16.86. The United States law denies the election to a company deriving 20 per cent or more of its income from investments, though it has been proposed that this restriction be eliminated. The Committee does not think it appropriate to impose such a restriction. The availability of the election to an investment company is consistent with the treatment proposed in paragraphs 16.116–16.117 of investment income of companies that have not elected.

16.87. The United States does not allow an election when more than 80 per cent of a company's income is derived from foreign sources. The only reason for such a restriction would seem to be the administrative complications involved in allowing tax credits to shareholders; but in the Committee's view these are not sufficient to justify discriminating between companies with domestic-source and companies with foreign-source income.

16.88. Number and nature of shareholders. The compliance and administrative costs of an election system will be minimised if the election is confined to companies with small numbers of shareholders all of whom are individuals and beneficially entitled. In the United States the number of shareholders may not exceed ten, though it has been proposed that this be raised to fifteen to allow greater flexibility, making it possible, for example, to issue shares to key employees. The Committee favours the maximum number of shareholders being set at ten, at least until the administrative problems involved in an election system have been carefully assessed.

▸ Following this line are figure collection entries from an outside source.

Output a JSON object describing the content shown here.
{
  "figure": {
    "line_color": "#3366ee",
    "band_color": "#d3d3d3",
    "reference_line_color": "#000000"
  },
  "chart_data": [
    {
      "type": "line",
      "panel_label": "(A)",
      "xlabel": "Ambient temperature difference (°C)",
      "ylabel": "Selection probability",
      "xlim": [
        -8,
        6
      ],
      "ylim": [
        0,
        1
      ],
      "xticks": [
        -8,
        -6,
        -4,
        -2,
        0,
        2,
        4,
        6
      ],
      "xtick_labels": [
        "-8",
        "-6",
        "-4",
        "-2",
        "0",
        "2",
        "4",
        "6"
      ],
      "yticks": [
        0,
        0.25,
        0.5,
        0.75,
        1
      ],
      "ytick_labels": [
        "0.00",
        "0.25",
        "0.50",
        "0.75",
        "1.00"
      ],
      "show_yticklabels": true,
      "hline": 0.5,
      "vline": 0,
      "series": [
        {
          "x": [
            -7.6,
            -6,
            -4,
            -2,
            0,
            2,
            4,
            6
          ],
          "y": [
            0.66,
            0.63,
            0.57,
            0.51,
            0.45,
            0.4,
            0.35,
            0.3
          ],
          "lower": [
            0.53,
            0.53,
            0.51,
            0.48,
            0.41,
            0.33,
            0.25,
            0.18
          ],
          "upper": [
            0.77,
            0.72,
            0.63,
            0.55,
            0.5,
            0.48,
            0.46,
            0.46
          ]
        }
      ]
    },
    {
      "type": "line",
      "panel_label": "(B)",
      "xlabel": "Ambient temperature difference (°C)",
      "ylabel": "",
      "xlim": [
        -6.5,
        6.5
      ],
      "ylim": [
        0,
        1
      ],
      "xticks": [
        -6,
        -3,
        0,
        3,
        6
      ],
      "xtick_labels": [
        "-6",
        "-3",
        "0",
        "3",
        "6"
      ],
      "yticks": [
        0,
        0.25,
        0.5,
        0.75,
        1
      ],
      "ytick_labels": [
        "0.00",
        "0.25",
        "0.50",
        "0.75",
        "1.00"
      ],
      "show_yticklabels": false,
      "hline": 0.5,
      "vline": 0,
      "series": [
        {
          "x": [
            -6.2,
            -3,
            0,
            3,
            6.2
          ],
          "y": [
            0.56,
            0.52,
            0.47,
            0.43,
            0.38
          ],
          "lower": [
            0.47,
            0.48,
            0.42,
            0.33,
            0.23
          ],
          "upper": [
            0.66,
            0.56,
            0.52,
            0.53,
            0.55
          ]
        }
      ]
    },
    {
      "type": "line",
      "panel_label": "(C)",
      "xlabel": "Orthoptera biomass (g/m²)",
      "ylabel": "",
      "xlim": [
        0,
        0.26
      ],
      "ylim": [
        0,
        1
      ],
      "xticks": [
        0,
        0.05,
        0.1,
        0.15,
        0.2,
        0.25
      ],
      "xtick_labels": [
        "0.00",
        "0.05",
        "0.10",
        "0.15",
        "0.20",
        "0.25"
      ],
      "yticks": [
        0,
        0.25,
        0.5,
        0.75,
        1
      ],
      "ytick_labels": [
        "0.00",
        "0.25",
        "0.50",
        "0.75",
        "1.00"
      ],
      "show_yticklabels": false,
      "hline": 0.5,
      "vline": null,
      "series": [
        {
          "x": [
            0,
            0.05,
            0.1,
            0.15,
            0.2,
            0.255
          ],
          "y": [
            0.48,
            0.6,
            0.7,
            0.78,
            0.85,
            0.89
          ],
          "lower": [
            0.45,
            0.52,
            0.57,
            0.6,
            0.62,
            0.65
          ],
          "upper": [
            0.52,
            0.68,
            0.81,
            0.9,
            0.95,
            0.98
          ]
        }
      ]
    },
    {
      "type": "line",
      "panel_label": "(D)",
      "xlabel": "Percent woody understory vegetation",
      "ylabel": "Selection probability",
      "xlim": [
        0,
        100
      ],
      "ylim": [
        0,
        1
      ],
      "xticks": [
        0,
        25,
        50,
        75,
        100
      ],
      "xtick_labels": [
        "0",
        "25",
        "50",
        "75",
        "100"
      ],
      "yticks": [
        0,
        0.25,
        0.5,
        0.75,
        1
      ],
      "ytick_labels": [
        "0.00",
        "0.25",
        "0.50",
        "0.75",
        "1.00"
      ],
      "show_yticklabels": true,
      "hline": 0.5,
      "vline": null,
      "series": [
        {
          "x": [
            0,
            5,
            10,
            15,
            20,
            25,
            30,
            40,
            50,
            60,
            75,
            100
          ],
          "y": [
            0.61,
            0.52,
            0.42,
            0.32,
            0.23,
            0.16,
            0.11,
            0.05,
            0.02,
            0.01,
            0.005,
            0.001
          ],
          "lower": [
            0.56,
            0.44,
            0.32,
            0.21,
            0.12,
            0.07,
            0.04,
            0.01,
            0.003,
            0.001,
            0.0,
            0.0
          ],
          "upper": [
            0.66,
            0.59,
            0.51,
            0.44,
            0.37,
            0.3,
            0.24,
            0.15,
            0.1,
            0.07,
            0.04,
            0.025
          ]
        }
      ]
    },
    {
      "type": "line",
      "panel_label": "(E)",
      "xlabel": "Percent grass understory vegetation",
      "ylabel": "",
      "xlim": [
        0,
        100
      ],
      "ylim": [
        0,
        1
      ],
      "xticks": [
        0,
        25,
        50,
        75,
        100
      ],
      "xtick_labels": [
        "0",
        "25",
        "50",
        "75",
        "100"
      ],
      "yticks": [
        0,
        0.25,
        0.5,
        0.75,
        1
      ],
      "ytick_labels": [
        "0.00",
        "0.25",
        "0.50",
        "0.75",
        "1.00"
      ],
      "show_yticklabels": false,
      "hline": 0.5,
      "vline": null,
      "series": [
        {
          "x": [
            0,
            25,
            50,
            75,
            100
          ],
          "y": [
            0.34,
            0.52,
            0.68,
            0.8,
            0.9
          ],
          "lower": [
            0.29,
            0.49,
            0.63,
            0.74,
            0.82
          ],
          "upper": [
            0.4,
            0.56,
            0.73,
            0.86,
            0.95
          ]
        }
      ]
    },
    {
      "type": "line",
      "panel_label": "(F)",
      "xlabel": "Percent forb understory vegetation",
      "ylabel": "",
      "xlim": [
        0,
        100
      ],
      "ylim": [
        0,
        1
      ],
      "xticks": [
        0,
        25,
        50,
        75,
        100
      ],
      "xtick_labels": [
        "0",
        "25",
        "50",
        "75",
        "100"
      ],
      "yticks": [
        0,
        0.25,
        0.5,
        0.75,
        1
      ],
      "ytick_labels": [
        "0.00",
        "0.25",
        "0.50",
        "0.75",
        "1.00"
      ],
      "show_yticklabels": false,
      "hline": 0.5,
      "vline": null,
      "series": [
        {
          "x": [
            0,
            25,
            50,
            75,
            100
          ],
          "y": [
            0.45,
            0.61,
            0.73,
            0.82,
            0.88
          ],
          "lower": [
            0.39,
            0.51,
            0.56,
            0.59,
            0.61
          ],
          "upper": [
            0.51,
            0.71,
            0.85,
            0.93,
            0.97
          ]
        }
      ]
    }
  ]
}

16.89. All shareholders should be individuals who are beneficially entitled. An exception might be made of the administrator of a deceased estate; but the system could not be conveniently applied where a shareholder is another company. All shareholders and the company itself should be resident in Australia.

16.90. Capital structure of the company. If the allocation of profits to shareholders is to be made as easy as possible, all shares in the company should carry the same rights to income and capital. In the United States all shares must be of the same class, though consideration is currently being given to allowing also a class of shareholders without voting rights who have rights to fixed annual distributions and to a fixed amount upon redemption. The Committee would take the view that, at the outset at least, only one class of shares should be allowed.